1. 2 minutes slight jog, just to get the blood pumping around the body warming the muscles up.
    Picking up the pace, then i use a step, so coming on and off the step at a pretty decent pace for a further 2
    minutes.

2. Then i will do something like jumping jacks, or shallow squat jump reach for around 1 minute, this should
     really get the blood pumping.

3. Some mobility to warm up the joints,this is some i use, a video from a called Ramon David, brilliant guy (containing spine rotations, forward lunges, the tea cup as i like to call it ;) and so on) https://www.youtube.com/watch?v=PCLX239QIxk i combine these with others depending on my workout.

4. With a lightish kettlebell, around the body pass, or around the world whatever you like to call it. first going
    clockwise around the body passing from hand to hand for 12 to 15 reps. then same anticlockwise.
    then strait to halos, holding the bell by the horns, keeping the bell close to you circling around the head,
    clockwise then anti clockwise for 10 to 12 reps each way.

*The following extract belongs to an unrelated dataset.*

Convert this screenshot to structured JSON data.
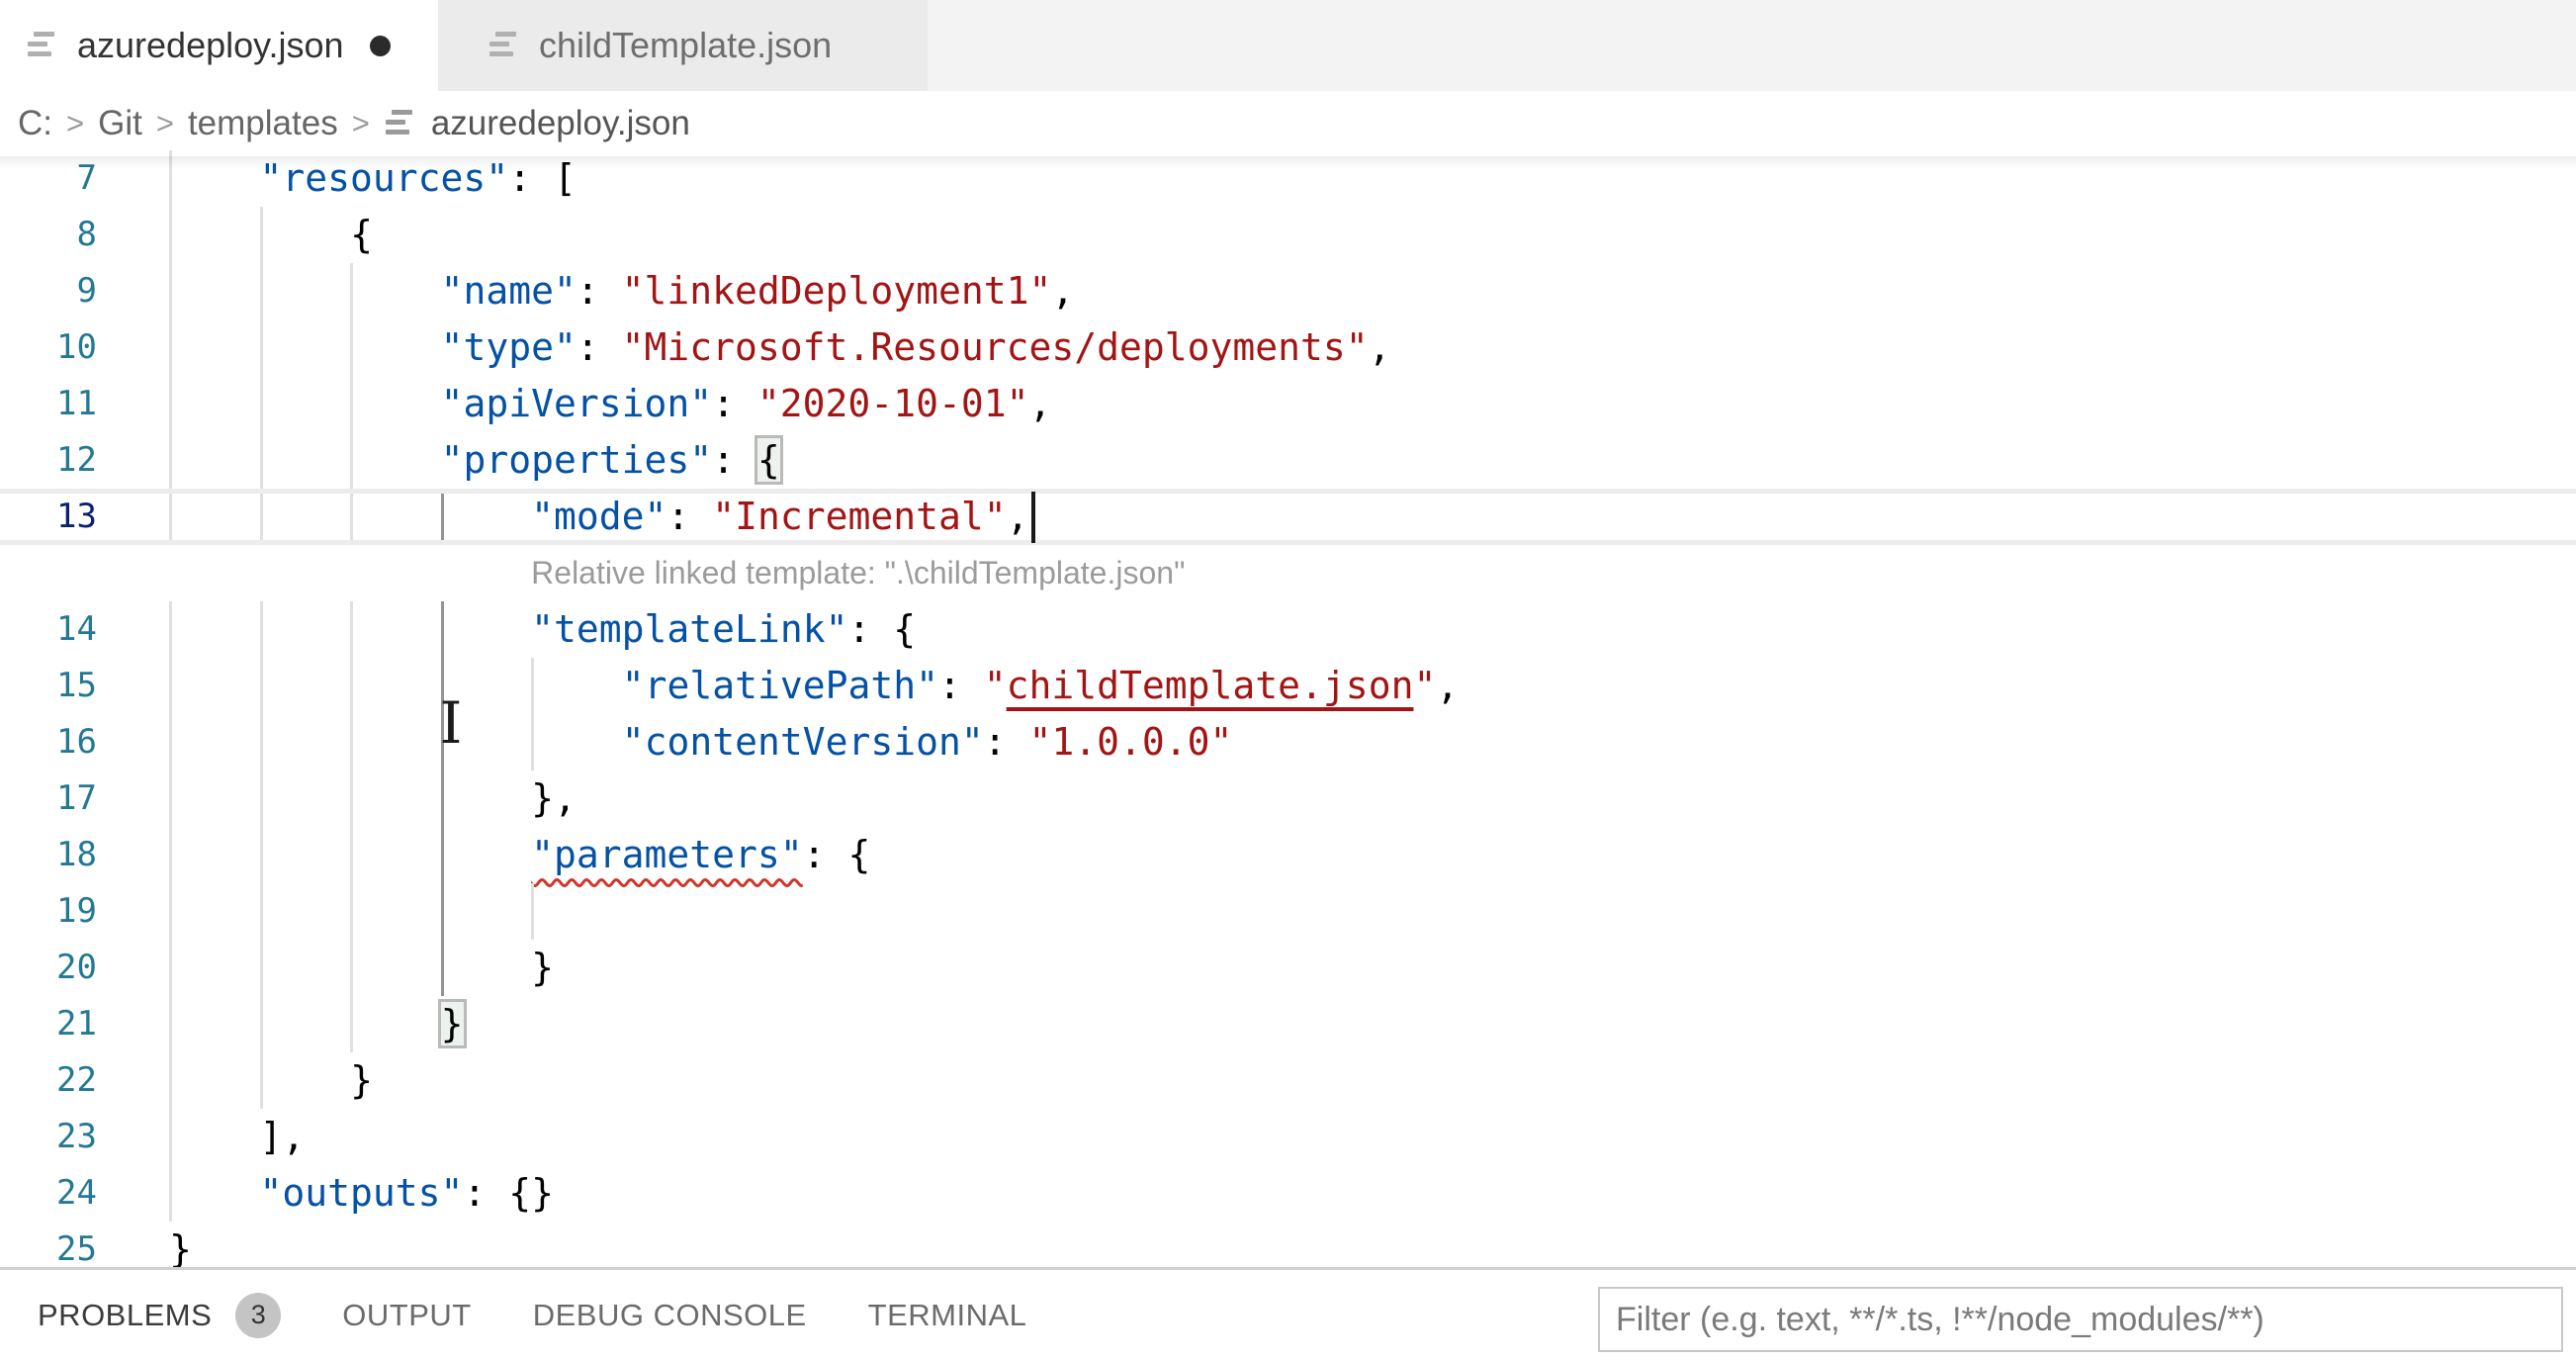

There are many others i do use, another one i use occasionally which is for the shoulders, taking hold of a small pole No More than 40 inches (or even a skipping rope) starting from the front so that the pole is resting against your hip, palms facing behind you, lock out your arms, raising your arms over your head coming down touching your buttox with the pole, remembering to keep the arms locked out, then come back over to the hips, repeating for around 12 reps. some people may find that move a bit difficult, not getting passed the head without bending the elbows, for this start off with a skipping rope, fold it in half, it still should be longer than a pole(lets just say around 53 inches), within time you will progress.